If the characters who were singing and the completely bizarre song list they were creating were fascinating, then the DJ topped it off. She was an Angelina Jolie look-alike with black hair and jeans with a too-high waist. At one point, she lept onto the separating wall between booths and did a virtual strip tease (clothes staying on), then presented the sweetest little old lady to sing the last song of the night—a mellow 1940s tune that sounded a bit like a lullaby—only afterward announcing, "That was my mommy." As all that unfolded, I laughed and clapped and wished I'd had a video camera with me because I knew I'd never see anything quite like it again.

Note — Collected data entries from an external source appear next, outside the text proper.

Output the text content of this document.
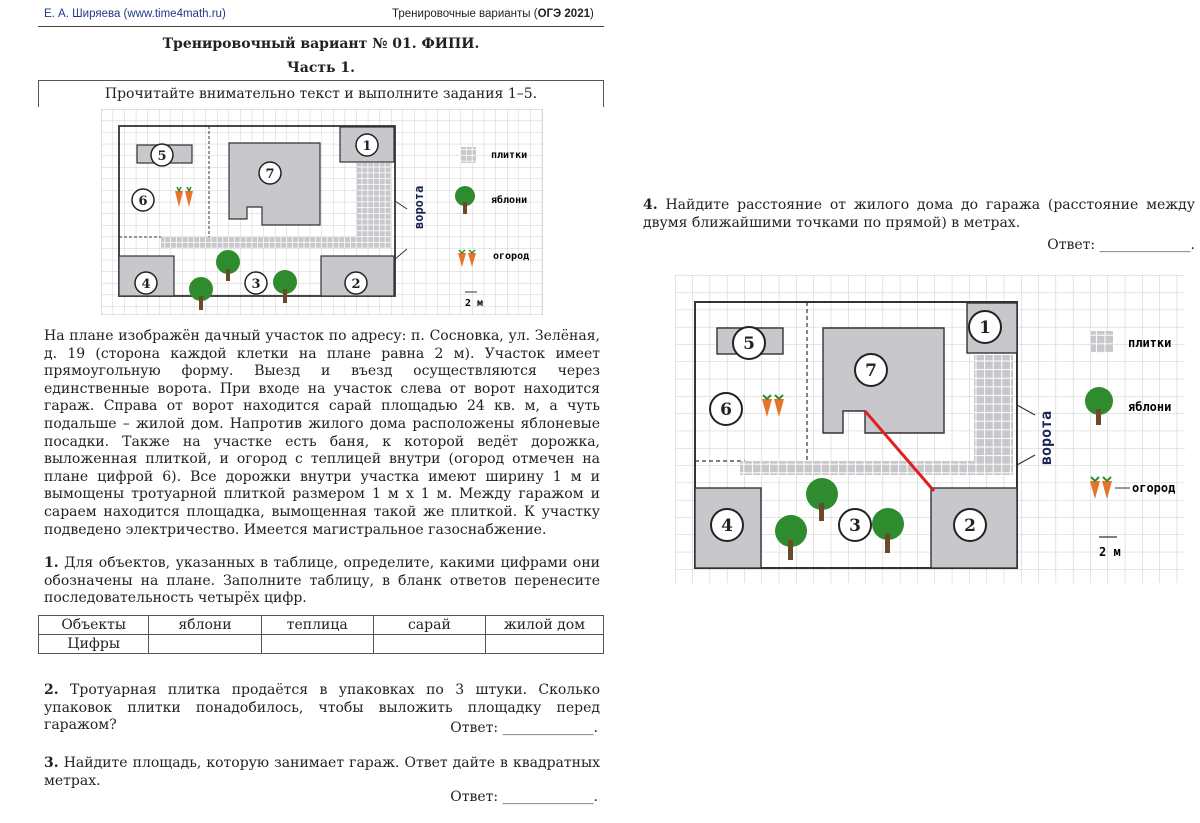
Е. А. Ширяева (www.time4math.ru)	Тренировочные варианты (ОГЭ 2021)
Тренировочный вариант № 01. ФИПИ.
Часть 1.
Прочитайте внимательно текст и выполните задания 1–5.
ворота
5
1
7
6
4	3	2
плитки
яблони
огород
2 м
На плане изображён дачный участок по адресу: п. Сосновка, ул. Зелёная, д. 19 (сторона каждой клетки на плане равна 2 м). Участок имеет прямоугольную форму. Выезд и въезд осуществляются через единственные ворота. При входе на участок слева от ворот находится гараж. Справа от ворот находится сарай площадью 24 кв. м, а чуть подальше – жилой дом. Напротив жилого дома расположены яблоневые посадки. Также на участке есть баня, к которой ведёт дорожка, выложенная плиткой, и огород с теплицей внутри (огород отмечен на плане цифрой 6). Все дорожки внутри участка имеют ширину 1 м и вымощены тротуарной плиткой размером 1 м х 1 м. Между гаражом и сараем находится площадка, вымощенная такой же плиткой. К участку подведено электричество. Имеется магистральное газоснабжение.
1. Для объектов, указанных в таблице, определите, какими цифрами они обозначены на плане. Заполните таблицу, в бланк ответов перенесите последовательность четырёх цифр.
Объекты	яблони	теплица	сарай	жилой дом
Цифры				
2. Тротуарная плитка продаётся в упаковках по 3 штуки. Сколько упаковок плитки понадобилось, чтобы выложить площадку перед гаражом?	Ответ: _____________.
3. Найдите площадь, которую занимает гараж. Ответ дайте в квадратных метрах.
Ответ: _____________.
4. Найдите расстояние от жилого дома до гаража (расстояние между двумя ближайшими точками по прямой) в метрах.
Ответ: _____________.
ворота
5
1
7
6
4	3	2
плитки
яблони
огород
2 м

The highlight of the night came when my sweet, preppy friend Liz got up to the mic and belted out one of my favorite songs from my teenage years. It already felt rare enough that Liz existed—that there had been two smart, straight-laced girls at Harvard who knew every glam rock heavy metal tune, from power ballad on up; who had once plastered their bedroom walls with posters of the bands; who had read magazines like Metal Edge and Circus to learn the band members' names and predilections. I adored that music in my early teen years, and having had only two friends who were into it at the time, I marveled over finding one more who knew about Danger Danger; who didn't laugh at my liking Trixster (briefly, I promise) or Warrant; who loved to sit back and re-listen to those old Poison and Skid Row and Guns N Roses tapes that I still haven't thrown out.

It already felt rare enough that Liz and I both existed and had discovered, after knowing each other a year or two, this shared former passion. But that she could sing it—blond curls, pearls, and all—really blew my mind. You don't know how many times I've sung along to those songs in my bedroom or in my car; but I can't carry a tune and can only hit about three notes, so the prospect of singing those songs in public was not one I had considered. It was joyous to hear someone else do it.

Soon enough Liz had everyone in the room on their feet. And as she sang it again last week, I felt like they were all still there, admiring not just her voice but her presence, her absolute knowledge of how Sebastian Bach (Skid Row's lead singer) would've performed it. As the people sitting around me clapped for Liz and smiled at me, I realized what a joyful place a karaoke bar is. Everyone there loves to sing, and most of the talented ones have probably dreamed at some point of fronting a band or being a performer of some other kind. All I ever wanted to do was hit the right notes. But when you go to the right kind of place, everyone cheers for you even when you don't get the notes right. Everyone cheers for you and makes it feel ok that you gave "Every Rose Has Its Thorn" a try and failed. They don't mind. They understand your love of music. They understand your urge to sing along. They let you live out a dream a little bit, and that makes it all the better when your friend also lets you live vicariously; when your friend sings just what you would sing, just the way you wish you could sing it.